Chatting with Sister Patricia Rapozo, OSF is a firsthand encounter with joy of the Lord. Her deep, genuine love for people and optimism and hope for the future shine through brightly through her words and expressions. There is no preachiness or over-wrought spirituality about her. Sister Pat’s relationship with Jesus is real, inspiring and inviting.
“If you’re happy inside, and are happy doing what you’re doing, and you have the Lord on your side, what more do you need?” Sister Pat said.
Her joy and love of life stems from clarity about her own life’s calling, which she discovered at an early age in Hilo on Hawaii Island. She grew up in a Catholic family and went to Catholic schools all her life.
She worked on the family farm, and for five summers, also worked on the plantations to pay for her tuition at St. Joseph’s High School. Back then, the annual tuition was $50 a year! But Sister Pat is quick to add that she also had to pay for her uniforms and, because she sewed a lot, this also helped with costs.
“School was delightful because the farm was hard work,” Sister Pat said.
But school was much more than a way to escape the rigors of farm life. It was an opportunity to surround herself with the Sisters of St. Francis, whom Sister Pat thought were wonderful role models in her life.
By the time she graduated high school, she had already determined what she wanted to do: to enter the community as a Sister.
My father said, “You what?!”
Her father eventually gave his blessings for her to go, but her mother had doubts about Sister Pat carrying through with her decision. “My mother said, ‘Pat, you’re going to last maybe two months. That’s not your lifestyle. You with prayer and all of that, forget it. You’re a farm girl.’ But I told her, Ma, I want something different.”

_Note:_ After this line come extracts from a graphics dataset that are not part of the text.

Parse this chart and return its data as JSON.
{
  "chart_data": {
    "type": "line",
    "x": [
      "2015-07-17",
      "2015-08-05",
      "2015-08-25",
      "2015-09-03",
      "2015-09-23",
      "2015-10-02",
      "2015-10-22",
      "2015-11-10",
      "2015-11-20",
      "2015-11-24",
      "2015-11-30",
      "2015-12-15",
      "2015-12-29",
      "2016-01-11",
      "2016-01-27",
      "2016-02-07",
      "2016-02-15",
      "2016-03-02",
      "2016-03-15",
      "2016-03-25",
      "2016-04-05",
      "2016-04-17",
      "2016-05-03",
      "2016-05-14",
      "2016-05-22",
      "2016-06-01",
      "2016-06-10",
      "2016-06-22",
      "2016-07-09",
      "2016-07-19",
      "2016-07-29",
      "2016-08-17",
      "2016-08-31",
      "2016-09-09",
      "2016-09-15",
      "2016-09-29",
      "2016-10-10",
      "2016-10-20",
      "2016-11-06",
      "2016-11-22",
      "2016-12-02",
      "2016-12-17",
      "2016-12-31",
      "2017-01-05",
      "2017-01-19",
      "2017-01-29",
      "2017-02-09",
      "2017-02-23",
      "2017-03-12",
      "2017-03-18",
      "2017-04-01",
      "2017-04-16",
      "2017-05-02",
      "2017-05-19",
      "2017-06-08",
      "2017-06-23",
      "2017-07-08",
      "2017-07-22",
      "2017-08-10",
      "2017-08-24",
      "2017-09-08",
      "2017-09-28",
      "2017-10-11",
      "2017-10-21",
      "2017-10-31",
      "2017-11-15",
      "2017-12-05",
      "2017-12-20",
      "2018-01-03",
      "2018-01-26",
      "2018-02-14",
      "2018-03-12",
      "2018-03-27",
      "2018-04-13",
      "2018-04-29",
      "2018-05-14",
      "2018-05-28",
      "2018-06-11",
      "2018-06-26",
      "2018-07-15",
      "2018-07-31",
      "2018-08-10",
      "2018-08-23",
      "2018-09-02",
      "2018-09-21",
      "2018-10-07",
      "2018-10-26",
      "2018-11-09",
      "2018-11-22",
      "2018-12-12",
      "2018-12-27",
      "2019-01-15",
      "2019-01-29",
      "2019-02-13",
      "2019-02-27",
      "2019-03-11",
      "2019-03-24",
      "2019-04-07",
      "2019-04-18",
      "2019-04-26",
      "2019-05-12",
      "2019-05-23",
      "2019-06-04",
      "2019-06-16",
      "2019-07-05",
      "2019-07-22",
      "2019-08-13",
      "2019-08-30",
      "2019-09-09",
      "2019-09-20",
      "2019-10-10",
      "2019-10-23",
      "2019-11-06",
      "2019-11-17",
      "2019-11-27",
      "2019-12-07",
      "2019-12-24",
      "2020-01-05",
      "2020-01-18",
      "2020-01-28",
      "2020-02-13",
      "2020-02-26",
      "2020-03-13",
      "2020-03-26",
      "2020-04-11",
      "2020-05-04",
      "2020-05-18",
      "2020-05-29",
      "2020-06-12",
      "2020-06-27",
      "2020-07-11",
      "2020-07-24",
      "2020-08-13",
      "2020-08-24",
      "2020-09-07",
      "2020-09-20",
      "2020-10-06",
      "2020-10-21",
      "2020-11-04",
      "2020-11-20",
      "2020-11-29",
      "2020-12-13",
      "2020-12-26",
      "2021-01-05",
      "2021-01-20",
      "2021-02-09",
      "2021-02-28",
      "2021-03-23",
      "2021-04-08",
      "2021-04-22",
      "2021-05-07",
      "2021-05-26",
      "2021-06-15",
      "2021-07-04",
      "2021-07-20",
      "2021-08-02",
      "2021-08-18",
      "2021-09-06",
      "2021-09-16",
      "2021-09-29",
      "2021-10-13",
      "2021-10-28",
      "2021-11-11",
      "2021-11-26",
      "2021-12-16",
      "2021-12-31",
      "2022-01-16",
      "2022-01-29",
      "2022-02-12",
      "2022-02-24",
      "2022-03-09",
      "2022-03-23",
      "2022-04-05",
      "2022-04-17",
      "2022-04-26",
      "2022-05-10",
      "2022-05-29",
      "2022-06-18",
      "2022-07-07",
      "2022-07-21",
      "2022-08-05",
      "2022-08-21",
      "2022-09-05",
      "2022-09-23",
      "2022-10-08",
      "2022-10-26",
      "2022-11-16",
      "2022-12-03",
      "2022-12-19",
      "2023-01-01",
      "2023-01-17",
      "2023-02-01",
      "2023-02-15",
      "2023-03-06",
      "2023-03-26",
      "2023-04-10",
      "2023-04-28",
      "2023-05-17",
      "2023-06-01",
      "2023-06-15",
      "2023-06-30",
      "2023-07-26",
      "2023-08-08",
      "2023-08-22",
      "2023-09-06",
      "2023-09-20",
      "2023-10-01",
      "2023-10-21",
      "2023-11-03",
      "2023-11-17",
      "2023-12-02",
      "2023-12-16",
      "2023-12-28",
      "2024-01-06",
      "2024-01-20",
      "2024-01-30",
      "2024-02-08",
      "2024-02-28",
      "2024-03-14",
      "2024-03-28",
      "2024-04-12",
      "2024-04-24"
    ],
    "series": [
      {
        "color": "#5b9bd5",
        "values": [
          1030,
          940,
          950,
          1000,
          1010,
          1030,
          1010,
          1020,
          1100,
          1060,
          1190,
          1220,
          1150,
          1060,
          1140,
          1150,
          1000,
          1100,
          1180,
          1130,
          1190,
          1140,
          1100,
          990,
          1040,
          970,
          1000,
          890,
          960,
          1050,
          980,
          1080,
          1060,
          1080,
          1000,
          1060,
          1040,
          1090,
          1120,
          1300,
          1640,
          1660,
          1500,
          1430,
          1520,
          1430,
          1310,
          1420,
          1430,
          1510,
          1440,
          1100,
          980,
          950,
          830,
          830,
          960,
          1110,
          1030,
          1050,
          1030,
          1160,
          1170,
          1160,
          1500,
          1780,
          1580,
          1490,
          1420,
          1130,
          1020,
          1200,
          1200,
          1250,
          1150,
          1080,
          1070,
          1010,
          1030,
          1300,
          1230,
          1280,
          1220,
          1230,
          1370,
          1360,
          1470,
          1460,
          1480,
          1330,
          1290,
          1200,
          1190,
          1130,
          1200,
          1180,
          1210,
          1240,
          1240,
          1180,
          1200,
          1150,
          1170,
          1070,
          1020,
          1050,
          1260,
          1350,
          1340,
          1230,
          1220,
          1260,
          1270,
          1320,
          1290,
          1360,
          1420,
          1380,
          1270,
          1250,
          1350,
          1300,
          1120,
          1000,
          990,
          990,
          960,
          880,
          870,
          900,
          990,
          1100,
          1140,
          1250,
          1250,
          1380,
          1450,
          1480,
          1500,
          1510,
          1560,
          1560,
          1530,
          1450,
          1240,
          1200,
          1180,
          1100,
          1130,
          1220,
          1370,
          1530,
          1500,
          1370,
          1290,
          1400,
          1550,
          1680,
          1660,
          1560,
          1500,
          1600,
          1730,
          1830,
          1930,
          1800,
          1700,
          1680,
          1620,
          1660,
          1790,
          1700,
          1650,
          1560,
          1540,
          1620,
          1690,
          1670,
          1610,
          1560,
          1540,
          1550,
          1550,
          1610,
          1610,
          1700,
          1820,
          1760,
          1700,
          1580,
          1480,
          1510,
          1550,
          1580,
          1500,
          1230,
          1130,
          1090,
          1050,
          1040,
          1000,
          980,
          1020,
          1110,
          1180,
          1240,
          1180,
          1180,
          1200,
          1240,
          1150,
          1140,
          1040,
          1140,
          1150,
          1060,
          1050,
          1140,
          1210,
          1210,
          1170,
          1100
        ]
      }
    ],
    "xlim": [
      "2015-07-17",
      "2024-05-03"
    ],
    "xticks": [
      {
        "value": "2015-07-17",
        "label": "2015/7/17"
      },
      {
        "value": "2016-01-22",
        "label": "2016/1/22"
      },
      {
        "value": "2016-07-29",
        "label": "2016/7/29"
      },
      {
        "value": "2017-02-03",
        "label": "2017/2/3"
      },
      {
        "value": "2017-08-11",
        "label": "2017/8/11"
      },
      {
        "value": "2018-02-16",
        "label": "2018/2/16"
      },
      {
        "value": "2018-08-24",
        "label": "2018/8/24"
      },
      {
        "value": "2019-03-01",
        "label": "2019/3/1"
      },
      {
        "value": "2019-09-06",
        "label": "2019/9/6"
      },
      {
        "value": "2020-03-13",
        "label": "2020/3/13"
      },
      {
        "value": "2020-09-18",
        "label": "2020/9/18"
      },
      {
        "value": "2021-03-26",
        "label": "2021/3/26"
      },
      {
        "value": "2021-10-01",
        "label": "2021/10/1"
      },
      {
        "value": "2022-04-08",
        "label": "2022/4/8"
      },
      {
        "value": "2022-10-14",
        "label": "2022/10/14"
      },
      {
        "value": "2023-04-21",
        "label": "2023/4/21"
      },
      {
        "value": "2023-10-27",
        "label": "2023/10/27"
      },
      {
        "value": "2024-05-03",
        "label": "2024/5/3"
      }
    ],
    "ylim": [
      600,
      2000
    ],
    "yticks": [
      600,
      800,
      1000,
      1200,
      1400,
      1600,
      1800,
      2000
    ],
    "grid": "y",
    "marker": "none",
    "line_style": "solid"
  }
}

“I had lived here long enough. I know what married life is like. I feel it’s not my calling,” she explained to her parents. “I lived among married couples, my aunts and uncles. I didn’t see the happiness. I didn’t want that. And to live with one man all your life…that takes a special vocation!”
Besides, Sister Pat had aspirations to be a teacher and leave the farm life behind. “I wanted to teach and take care of little children, but the year I entered, the orphanage closed. So I said, “Lord, now what am I going to do?”
She entered the convent anyway, but not before honoring her father’s one request. “He told me, ‘You have to sell a cow.’” So she did. That was in 1958, and it covered her dowry and other costs to travel to Syracuse.
Sister Pat never had any regrets. “Entering the community and becoming a Sister was the best decision I made. I still could teach, have my parents, and my religion, and my Jesus and angels, and that was enough for me. There was a peaceful encounter within myself that this is it.”
When Saint Marianne Cope was canonized, she said, “Yes! We have a Saint in our community. She’s a Franciscan and I’m a Franciscan. It made me feel proud. Very proud.”
Sister Pat taught for nearly 50 years, 30 of those years educating first graders. She then moved on to teaching third graders, whom she also enjoyed. Along the way, Sister Pat also earned a master’s degree from the University of San Francisco.
“I loved the innocence of their questions,” she said. In almost every class she was able to answer children’s questions about what happens when people die. Her answer that Jesus takes over always satisfied the children with inquiring minds.
“I loved being in the different states, experiencing different lifestyles, and wearing different clothes,” the ever-adventurous Sister Pat said of her time in New Jersey and New York.
Even when she didn’t teach in school, she taught in church. She was responsible for religious education classes, teaching CCD (Confraternity of Christian Doctrine) classes to students of all ages, from kindergarten to 12th grade.
Besides teaching, Sister Pat has also enjoyed making crafts all her life, sewing and crocheting gifts for others. While she was a teacher, she would make hand-painted wooden ornaments for each of her students, matching the ornament to the personality of each child.
Today, you can find Sister Pat every week in the Paiko Building lobby of the St. Francis Healthcare System Liliha campus selling her crafts, something she has enjoyed for the past five years.
Sister Pat shared her secret to a joyful life for those who work at St. Francis Healthcare System:
“Presence is the most important thing…To love all those I work with, to share what God given talents He’s given, and to serve others in whatever capacity is needed. That’s so important to me.”